Create an audit-ready record of your PHI compromise assessment. The documentation should show what happened, how you applied each factor, your risk reasoning, and the final decision.

• Event overview: discovery date, timeline, systems and data involved, number of individuals, and how the incident was identified.
• Factor analyses: nature and extent of PHI, evaluation of unauthorized use/disclosure, whether PHI was acquired or viewed, and mitigation outcomes, with supporting evidence.
• Risk conclusion: rationale for low probability (or not), overall determination, and whether notifications are required.
• Notifications and remediation: whom you notified, dates sent, content summary, and corrective actions to prevent recurrence.
• Governance: approvers, legal/privacy/security reviewers, and retention location for the file and artifacts.

Using a consistent template and decision rubric improves repeatability and defensibility, helping you make timely, well-supported decisions when minutes matter.

FAQs

What is the purpose of the HIPAA four-factor risk assessment?

Its purpose is to determine, after an impermissible disclosure or security incident, whether there is a low probability that PHI has been compromised. By analyzing the nature and extent of PHI, the unauthorized person, whether PHI was acquired or viewed, and the effectiveness of mitigation, you decide if the Breach Notification Rule is triggered and document a clear, defensible outcome.

How do organizations determine if PHI was acquired or viewed?

You corroborate with evidence: EHR/file audit logs, email and link access logs, DLP/SIEM alerts, forensic results from devices, mail returned unopened, and written attestations from recipients confirming non-use and deletion.

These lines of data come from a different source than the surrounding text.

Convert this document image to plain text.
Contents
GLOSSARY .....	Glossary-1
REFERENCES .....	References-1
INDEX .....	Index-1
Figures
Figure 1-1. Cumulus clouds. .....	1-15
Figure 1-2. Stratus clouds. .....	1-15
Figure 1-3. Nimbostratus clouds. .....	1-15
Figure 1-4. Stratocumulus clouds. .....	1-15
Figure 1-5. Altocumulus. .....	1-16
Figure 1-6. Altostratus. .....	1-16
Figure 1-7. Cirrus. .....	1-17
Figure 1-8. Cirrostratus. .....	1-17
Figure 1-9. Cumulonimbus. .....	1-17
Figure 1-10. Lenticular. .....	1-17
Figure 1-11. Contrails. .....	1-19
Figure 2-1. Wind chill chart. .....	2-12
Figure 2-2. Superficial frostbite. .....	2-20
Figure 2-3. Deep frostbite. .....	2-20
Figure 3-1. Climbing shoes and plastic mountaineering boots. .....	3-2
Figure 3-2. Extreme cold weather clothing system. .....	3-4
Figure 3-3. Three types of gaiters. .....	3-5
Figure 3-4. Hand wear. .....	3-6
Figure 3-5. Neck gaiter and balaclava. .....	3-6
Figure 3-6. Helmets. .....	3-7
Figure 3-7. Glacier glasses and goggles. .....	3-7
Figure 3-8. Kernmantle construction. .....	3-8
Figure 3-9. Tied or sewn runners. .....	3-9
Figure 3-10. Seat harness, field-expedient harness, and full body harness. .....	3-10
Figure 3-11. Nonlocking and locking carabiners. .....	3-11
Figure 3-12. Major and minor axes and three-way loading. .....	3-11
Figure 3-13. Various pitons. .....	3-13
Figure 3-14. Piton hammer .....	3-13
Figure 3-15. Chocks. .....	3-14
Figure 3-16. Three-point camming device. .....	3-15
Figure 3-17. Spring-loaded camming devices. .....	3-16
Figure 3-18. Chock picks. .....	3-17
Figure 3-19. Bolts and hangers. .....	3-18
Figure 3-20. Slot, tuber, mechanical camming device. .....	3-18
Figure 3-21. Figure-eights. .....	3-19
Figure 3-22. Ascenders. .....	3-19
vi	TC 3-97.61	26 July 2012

The stronger and more direct the evidence that PHI was not accessed or retained, the lower the assessed risk.

When is breach notification required?

Notification is required when you cannot demonstrate a low probability that PHI was compromised based on the four-factor analysis. In that case, you must notify affected individuals without unreasonable delay and no later than 60 calendar days after discovery, and follow additional requirements for regulators and, when applicable, media. Exceptions apply in limited, well-defined circumstances where the risk is inherently low.